Company Says Order Is Confiscatory and Reflects Double Taxation; May Seek Intervention of U.S. Government
HAWTHORNE, N.Y., Jan 07, 2008 (BUSINESS WIRE) -- Taro Pharmaceutical Industries Ltd. ("Taro," the "Company," Pink Sheets: TAROF) said today that it has received and will immediately challenge an assessment order from the Israel Income Tax Authority ("ITA") with respect to taxes which the ITA claims should have been withheld by Taro in connection with the exercise of certain options granted in 1992 to Taro Pharmaceuticals U.S.A., Inc., Taro's United States subsidiary ("Taro USA"), to satisfy option grants made by Taro USA to officers of Taro USA who are residents of the United States.
Taro said it intends to vigorously challenge the validity of the assessment order, and assert that the order is confiscatory and will create an unjustified situation of double taxation, especially in light of the fact that full payment of all tax liabilities was already made in the United States.
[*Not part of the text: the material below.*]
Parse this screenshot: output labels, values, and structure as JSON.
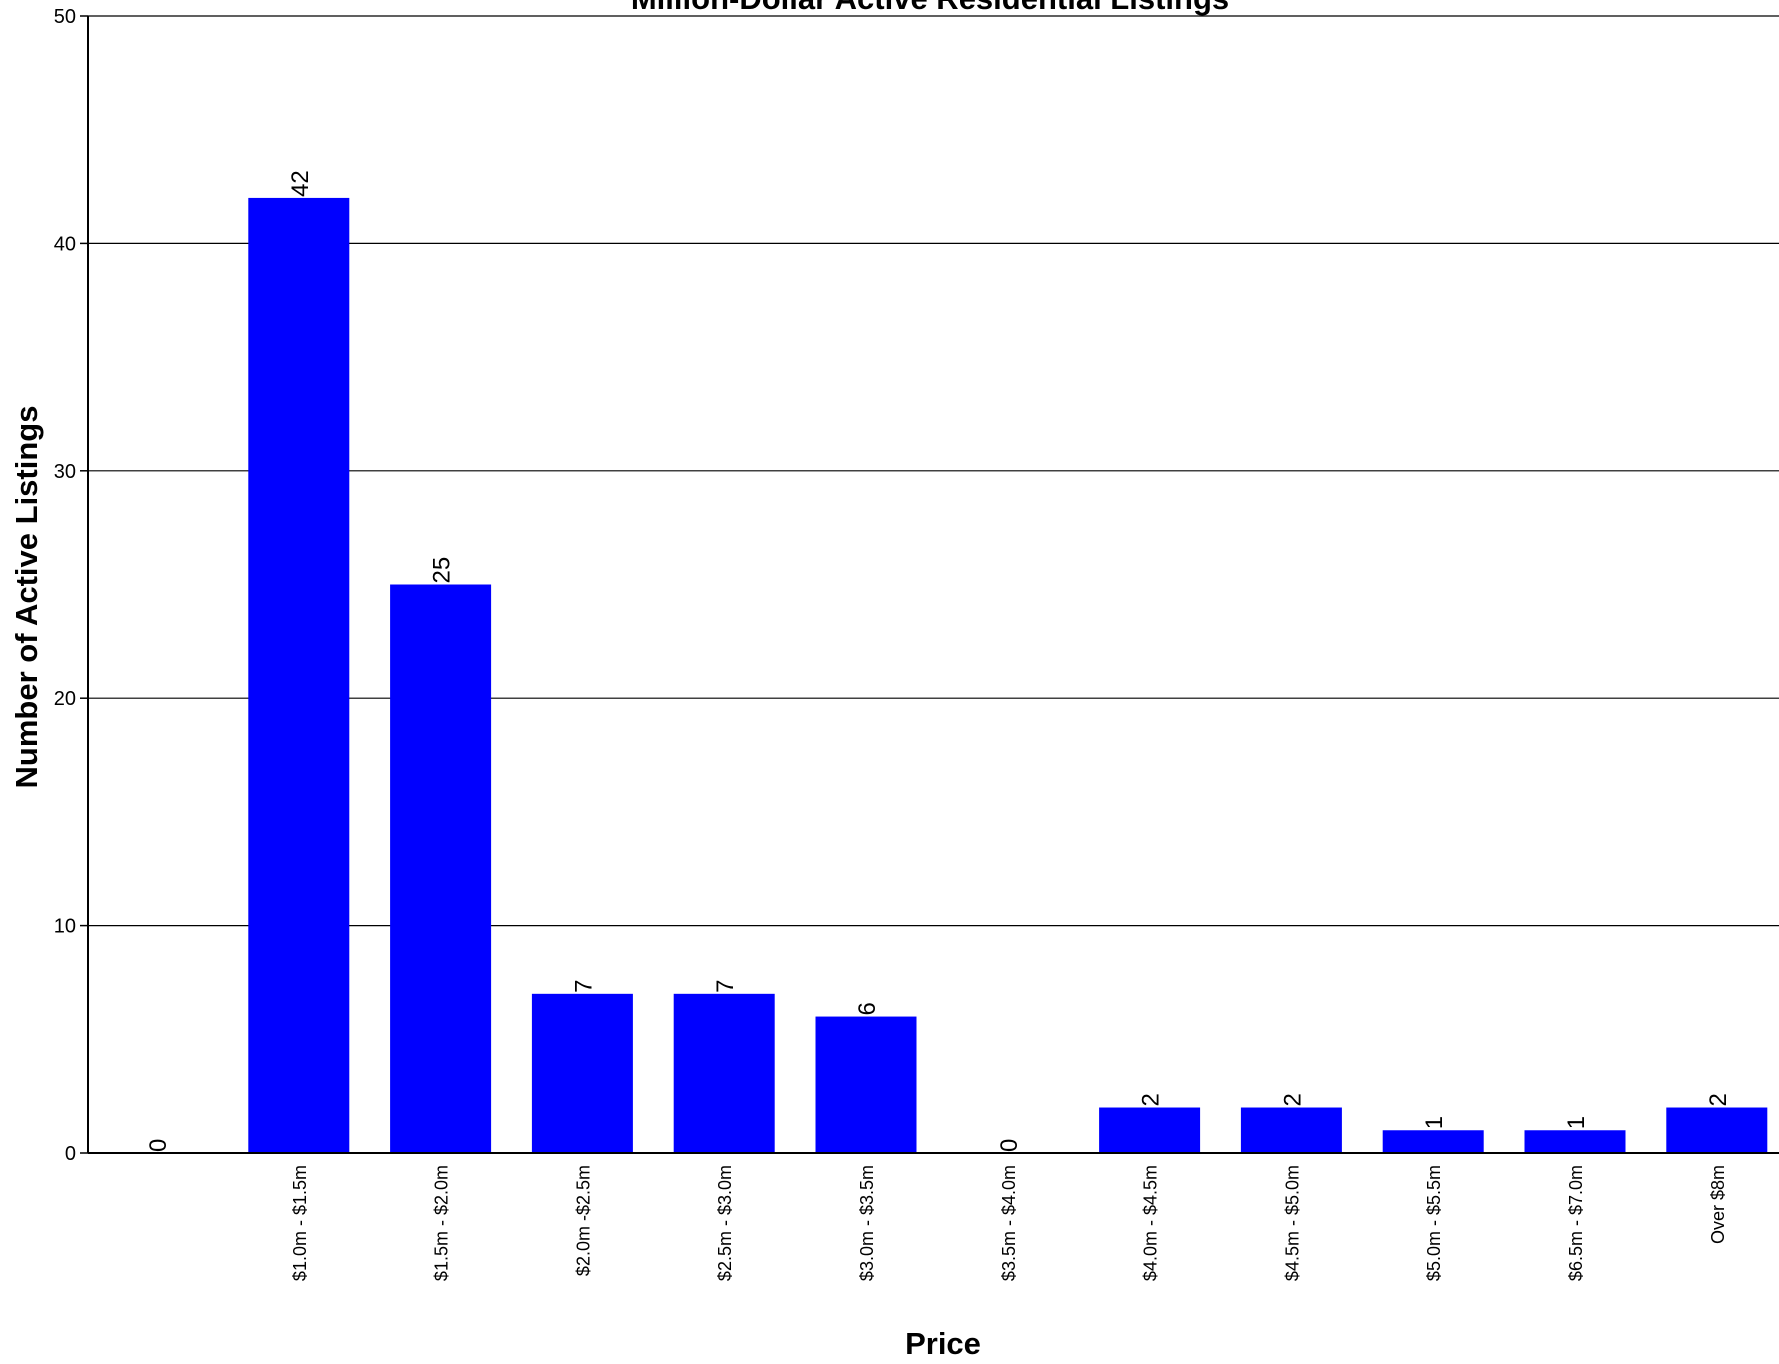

Taro may seek the intervention of the United States Government due to the resulting double taxation, which the Company believes is in contradiction to the Israel/U.S. Tax Treaty.
The Company will argue that no Israeli tax liability or withholding obligation arose as a result of the option exercise because both under Israeli tax law and under the Israel/U.S. Tax Treaty, no Israeli tax can be imposed on the employment or service income (including compensatory option gains) of United States residents derived from employment or services performed in the United States.
The options were granted in 1992 to Barrie Levitt, M.D., Chairman of the Board of Directors of Taro, Aaron Levitt, the Company's former President, and Daniel Moros, M.D., Vice Chairman of the Board of Directors of Taro, all of whom are, and have always been, residents and citizens of the United States. Messrs. Levitt, Levitt and Moros were granted these options by Taro USA in connection with their employment in the United States by Taro USA. The options were exercised in 2001. U.S. Federal, State, and Medicare taxes in the aggregate amount of 46.3% of income derived in connection with the exercise were paid to the United States authorities in 2002. The gains from the option exercise were treated as ordinary income for United States tax purposes and taxed at the marginal rate. The ITA has now assessed a payment of approximately $34 million nominal amount of tax and approximately $19 million in penalties and other charges to be paid by Taro.
Taro is a multinational, science-based pharmaceutical company, dedicated to meeting the needs of its customers through the discovery, development, manufacturing and marketing of the highest quality healthcare products. For further information on Taro Pharmaceutical Industries Ltd., please visit the Company's website at www.taro.com.
SAFE HARBOR STATEMENT
Certain statements in this release are forward-looking statements within the meaning of the Private Securities Litigation Reform Act of 1995. These statements include, but are not limited to, statements that do not describe historical facts and statements that refer or relate to events or circumstances the Company "intends," "may," "estimates," "believes," or "expects" to happen, "should" happen, or similar language, and statements with respect to the assessment order from the Israel Income Tax Authority, Taro's intention to vigorously defend the validity of the assessment order, the fact that the Company may seek the intervention of the U.S. Government, and Taro's challenge or filing of an appeal against the order in District Court in Israel. Although Taro Pharmaceutical Industries Ltd. believes the expectations reflected in such forward-looking statements to be based on reasonable assumptions, it can give no assurances that its expectations will be attained. Factors that could cause actual outcomes to differ include actions by the Israel Income Tax Authority, actions by the U.S. Government, litigation brought by any party in any court in Israel, the United States, or any country in which Taro operates, regulatory actions and legislative actions in the countries in which Taro operates, and other risks detailed from time to time in the Company's SEC reports, including its Annual Reports on Form 20-F. Forward-looking statements speak only as of the date on which they are made. The Company undertakes no obligations to update, change or revise any forward-looking statement, whether as a result of new information, additional or subsequent developments or otherwise.